Calibration-Gated LLM Pseudo-Observations for Online Contextual Bandits

Abstract

Contextual bandit algorithms suffer from high regret during cold-start, when the learner has insufficient data to distinguish good arms from bad. We propose augmenting Disjoint LinUCB with LLM pseudo-observations: after each round, a large language model predicts counterfactual rewards for the unplayed arms, and these predictions are injected into the learner as weighted pseudo-observations. The injection weight is controlled by a calibration-gated decay schedule that tracks the LLM's prediction accuracy on played arms via an exponential moving average; high calibration error suppresses the LLM's influence, while accurate predictions receive higher weight during the critical early rounds.
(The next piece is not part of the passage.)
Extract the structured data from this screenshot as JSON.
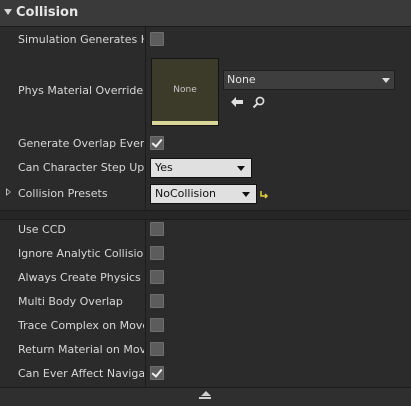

We evaluate on two contextual bandit environments - UCI Mushroom (2-arm, asymmetric rewards) and MIND-small (5-arm news recommendation) - and find that when equipped with a task-specific prompt, LLM pseudo-observations reduce cumulative regret by 19% on MIND relative to pure LinUCB. However, generic counterfactual prompt framing increases regret on both environments, demonstrating that prompt design is the dominant factor, more important than the choice of decay schedule or calibration gating parameters. We analyze the failure modes of calibration gating on domains with small prediction errors and provide a theoretical motivation for the bias-variance trade-off governing pseudo-observation weight.